Quelle che dovevano essere garanzie per i consumatori sono diventate, per molti aspetti, realtà opinabili. Stiamo parlando delle certificazioni: quelle dei prodotti alimentari come quelle delle materie prime per la costruzione, dei prodotti delle estrazioni minerarie e dei contratti di lavoro. Tutte, ormai da tempo, prestano il fianco alle critiche e spesso hanno perso ogni credibilità. I motivi sono numerosi. Anzitutto il costo delle certificazioni stesse, che risulta alto per i piccoli produttori ma basso per le grandi multinazionali, che per giunta possono facilmente aggirare i parametri stabiliti dai certificatori e i relativi controlli. Nel settore dell’industria, ad esempio, l’aggiramento avviene grazie alla rete di subforniture, caso che si verifica tipicamente in Cina. Diverse lavorazioni vengono affidate a piccoli imprenditori che non rispettano i parametri ambientali o l’età minima dei lavoratori impegnati: queste realtà conferiscono poi i prodotti ad aziende più grandi e certificate che “dimenticano” la provenienza di alcune parti della filiera di lavorazione.
Nel settore agricolo il tema si fa ancora più complesso. Il recente Regolamento europeo 2023/1115 contro la deforestazione, che entrerà in vigore a dicembre del 2024, prevede ad esempio che le importazioni nell’Unione europea di materie prime o semilavorati extra UE non siano frutto di deforestazioni avvenute dal 2020 in poi. In questo modo si attua una sanatoria per tutti gli scempi ambientali commessi prima di tale data, ossia i primi 30 anni di globalizzazione, e si rilascia una patente di sostenibilità a imprese che senza dubbio hanno deforestato negli anni precedenti, vuoi per creare piantagioni di olio di palma, pascolo per bovini o coltivazioni di soia, vuoi per lo sfruttamento diretto del legname. Va aggiunto che è oggettivamente difficile certificare che non ci siano state distruzioni di foresta negli ultimi quattro anni e dunque questa pregiudiziale, almeno in teoria, si può prestare a un uso strumentale, diventando un’arma di ritorsione contro l’export di alcuni Paesi.
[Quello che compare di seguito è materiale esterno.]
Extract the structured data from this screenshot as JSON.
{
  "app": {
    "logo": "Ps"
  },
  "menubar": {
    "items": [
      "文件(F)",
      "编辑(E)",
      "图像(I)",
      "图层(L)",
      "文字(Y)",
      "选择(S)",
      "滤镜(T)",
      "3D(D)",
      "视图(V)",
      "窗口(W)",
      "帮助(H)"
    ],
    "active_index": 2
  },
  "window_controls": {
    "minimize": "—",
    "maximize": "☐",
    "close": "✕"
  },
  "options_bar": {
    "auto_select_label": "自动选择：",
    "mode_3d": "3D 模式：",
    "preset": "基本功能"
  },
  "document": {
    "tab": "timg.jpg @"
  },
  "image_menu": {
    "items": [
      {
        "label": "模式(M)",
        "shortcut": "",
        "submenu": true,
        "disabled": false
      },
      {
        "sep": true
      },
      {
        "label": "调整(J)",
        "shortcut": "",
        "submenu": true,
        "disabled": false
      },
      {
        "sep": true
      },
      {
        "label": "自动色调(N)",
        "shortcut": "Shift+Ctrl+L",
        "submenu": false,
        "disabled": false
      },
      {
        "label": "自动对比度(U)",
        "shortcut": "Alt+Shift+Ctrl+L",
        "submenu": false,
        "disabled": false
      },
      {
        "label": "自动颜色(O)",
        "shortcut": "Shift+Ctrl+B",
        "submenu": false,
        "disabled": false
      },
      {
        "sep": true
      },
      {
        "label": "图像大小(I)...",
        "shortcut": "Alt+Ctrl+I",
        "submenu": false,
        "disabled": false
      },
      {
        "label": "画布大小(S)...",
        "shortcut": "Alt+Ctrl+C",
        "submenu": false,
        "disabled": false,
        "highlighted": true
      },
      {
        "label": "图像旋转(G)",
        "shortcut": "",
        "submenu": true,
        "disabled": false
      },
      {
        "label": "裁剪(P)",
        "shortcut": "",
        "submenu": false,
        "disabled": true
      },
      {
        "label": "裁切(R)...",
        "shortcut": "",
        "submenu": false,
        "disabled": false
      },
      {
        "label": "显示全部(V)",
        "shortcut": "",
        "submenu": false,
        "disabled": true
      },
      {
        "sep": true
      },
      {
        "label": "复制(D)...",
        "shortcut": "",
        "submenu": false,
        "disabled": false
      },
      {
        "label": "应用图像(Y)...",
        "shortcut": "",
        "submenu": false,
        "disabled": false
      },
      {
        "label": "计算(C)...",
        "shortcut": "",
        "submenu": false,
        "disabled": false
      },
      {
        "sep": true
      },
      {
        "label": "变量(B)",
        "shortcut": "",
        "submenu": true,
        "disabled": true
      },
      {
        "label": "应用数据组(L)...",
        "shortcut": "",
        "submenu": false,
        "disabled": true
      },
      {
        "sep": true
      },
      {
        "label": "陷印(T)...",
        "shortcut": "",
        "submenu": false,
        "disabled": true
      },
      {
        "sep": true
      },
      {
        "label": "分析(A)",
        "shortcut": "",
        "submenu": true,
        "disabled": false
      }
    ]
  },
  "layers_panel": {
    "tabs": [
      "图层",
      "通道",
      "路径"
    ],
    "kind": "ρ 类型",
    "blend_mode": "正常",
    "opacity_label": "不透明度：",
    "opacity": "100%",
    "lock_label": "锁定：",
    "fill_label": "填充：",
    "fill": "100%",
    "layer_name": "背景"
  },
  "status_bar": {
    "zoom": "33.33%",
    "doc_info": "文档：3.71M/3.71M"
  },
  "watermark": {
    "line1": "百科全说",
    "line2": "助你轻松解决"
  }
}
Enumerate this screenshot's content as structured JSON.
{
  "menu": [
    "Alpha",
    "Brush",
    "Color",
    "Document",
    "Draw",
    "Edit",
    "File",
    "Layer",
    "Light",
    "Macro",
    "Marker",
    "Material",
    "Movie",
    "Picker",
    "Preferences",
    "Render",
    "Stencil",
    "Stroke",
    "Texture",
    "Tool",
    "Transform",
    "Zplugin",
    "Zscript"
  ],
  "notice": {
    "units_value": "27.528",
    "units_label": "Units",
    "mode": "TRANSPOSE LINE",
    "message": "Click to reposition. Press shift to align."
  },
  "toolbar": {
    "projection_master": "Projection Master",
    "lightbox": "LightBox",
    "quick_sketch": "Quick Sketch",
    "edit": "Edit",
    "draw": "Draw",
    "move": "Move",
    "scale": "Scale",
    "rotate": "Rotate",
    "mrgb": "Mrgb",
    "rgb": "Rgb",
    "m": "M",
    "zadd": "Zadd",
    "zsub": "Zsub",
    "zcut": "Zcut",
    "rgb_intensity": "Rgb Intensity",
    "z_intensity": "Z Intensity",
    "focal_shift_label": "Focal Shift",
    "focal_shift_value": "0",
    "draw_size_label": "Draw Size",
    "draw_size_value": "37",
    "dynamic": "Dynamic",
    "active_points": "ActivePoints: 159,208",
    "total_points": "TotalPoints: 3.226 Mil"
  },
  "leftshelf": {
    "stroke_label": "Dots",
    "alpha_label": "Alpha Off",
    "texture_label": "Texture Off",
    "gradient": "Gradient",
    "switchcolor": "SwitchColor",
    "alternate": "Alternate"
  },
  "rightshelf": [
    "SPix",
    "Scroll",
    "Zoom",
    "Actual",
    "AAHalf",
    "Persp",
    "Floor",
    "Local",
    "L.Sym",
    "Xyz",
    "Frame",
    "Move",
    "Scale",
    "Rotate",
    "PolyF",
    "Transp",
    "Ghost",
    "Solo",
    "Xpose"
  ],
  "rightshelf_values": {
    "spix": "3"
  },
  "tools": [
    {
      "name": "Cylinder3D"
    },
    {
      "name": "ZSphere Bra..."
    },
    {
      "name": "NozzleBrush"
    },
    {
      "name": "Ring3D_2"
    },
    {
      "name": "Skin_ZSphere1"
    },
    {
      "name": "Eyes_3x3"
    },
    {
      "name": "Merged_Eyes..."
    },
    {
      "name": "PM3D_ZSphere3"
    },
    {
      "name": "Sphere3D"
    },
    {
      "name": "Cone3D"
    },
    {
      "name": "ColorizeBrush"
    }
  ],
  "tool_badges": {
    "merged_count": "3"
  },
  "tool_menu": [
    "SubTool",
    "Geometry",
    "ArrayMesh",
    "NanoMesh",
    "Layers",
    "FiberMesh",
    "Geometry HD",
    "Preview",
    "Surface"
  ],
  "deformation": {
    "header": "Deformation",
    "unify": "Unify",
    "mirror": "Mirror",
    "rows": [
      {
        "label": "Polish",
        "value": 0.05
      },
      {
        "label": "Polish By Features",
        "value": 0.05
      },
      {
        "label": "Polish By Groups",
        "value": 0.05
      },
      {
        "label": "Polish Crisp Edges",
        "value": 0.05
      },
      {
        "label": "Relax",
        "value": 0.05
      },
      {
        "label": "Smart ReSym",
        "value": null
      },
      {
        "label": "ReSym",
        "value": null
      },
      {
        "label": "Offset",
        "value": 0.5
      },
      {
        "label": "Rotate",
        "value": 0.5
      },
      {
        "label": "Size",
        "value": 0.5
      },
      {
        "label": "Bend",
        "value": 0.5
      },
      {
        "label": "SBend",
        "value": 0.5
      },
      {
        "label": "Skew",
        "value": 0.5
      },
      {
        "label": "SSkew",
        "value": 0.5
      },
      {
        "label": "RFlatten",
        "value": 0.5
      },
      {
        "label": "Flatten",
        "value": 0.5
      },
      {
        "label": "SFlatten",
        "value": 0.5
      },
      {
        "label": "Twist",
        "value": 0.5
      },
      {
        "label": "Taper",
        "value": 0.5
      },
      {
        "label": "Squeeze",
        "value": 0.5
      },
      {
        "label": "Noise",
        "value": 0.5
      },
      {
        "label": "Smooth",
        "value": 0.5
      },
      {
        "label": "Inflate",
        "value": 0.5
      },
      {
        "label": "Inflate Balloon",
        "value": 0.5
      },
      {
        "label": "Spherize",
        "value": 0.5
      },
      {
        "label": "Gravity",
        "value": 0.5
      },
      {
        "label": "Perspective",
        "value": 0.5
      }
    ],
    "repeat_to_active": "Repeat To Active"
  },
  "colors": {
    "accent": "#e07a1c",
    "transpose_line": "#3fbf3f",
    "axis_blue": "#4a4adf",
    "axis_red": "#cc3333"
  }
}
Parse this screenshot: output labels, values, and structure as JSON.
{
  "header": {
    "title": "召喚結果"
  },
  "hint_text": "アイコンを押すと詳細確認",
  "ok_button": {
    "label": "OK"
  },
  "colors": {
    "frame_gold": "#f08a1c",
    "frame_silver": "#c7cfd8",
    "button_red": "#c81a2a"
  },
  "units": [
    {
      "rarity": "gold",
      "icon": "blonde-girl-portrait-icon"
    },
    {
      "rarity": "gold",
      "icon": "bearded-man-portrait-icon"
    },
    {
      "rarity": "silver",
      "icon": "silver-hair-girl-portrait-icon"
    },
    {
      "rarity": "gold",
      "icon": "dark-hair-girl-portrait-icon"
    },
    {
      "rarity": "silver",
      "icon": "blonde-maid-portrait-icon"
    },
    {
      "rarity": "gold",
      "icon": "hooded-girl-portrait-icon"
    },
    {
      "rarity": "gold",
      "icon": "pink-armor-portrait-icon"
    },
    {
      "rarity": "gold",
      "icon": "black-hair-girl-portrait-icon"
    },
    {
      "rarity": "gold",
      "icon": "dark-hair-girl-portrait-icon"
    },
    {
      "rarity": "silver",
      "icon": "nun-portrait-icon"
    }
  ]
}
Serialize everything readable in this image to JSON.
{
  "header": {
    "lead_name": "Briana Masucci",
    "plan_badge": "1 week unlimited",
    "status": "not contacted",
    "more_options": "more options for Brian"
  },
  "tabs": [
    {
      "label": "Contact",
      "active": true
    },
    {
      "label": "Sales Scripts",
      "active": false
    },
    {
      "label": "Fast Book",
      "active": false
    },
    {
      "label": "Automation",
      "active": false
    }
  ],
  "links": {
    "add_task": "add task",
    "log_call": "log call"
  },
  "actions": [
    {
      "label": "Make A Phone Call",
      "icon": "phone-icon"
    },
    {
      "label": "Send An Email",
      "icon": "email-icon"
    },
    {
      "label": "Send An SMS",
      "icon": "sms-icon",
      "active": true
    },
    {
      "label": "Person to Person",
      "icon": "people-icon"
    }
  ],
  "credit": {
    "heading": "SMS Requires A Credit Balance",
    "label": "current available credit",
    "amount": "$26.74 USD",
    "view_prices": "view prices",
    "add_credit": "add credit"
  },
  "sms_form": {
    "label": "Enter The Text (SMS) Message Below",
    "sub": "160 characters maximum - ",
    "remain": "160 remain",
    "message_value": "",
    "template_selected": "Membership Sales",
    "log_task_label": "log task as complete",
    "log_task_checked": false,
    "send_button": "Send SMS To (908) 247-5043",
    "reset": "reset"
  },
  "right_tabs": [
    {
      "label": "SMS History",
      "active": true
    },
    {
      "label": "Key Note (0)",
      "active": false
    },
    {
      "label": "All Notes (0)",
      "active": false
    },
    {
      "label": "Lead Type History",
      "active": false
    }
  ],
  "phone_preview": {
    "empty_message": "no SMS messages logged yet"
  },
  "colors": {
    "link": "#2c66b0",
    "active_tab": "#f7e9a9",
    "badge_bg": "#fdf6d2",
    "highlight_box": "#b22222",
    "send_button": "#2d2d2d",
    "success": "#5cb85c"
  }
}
Intanto, il Regolamento europeo sta già creando tensioni internazionali. Spicca il caso del Brasile, che vorrebbe proteggere la propria industria dell’auto elettrica dalla concorrenza europea e che minaccia di non certificare la propria produzione agroindustriale se non si raggiungerà un accordo anche sul versante dell’industria automobilistica: auto versus cibo, insomma, a dimostrazione che ciascuno utilizza le armi a disposizione per non perdere il proprio ruolo nella globalizzazione. A pagare, alla fine, sono sempre l’ambiente e le persone che vivono nelle aree interessate dalla deforestazione. Ma che cosa si produce maggiormente nelle zone considerate critiche, dall’Amazzonia brasiliana fino alle foreste indonesiane? Cibo e minerali indispensabili per alimentare il grande mercato globale, e soprattutto la tavola e l’industria dei Paesi più ricchi, affamati di carne e foraggio per il bestiame, ma anche terre rare, legname, litio e rame. Non bisogna poi dimenticare il ruolo della Cina, grande acquirente di queste stesse commodities, che di certo non si fa problemi di natura etica o ambientale.
La certificazione richiesta dall’Europa, a questo punto, diventa un’arma spuntata. Riassumendo, da un lato il nuovo regolamento cancella anni di distruzione ambientale, dall’altro lo si può aggirare facilmente e, al limite, chi deforesta si potrà rivolgere ad altri acquirenti; infine, diventa moneta di scambio nelle piccole e grandi guerre commerciali che imperversano nel mondo. L’ambiente, e le persone che vivono nelle foreste e di agricoltura, come sempre possono aspettare. Si gira all’infinito attorno al vero punto nodale che non solo non viene affrontato ma non può nemmeno essere nominato, ed è il nostro modello di consumo.
Finché continueremo a divorare foreste per produrre sempre più cibo, spesso destinato agli animali da allevamento, biocombustibili e olio di palma per le creme spalmabili, e ad estrarre metalli per una transizione energetica che non fa realmente i conti con la Terra, non ci sarà certificazione che tenga. Continueremo come ora, con una minoranza di consumatori che si sente tutelata dal marchio di garanzia e una maggioranza che ritiene, a torto o a ragione, che lo sviluppo economico è un diritto, costi quel che costi.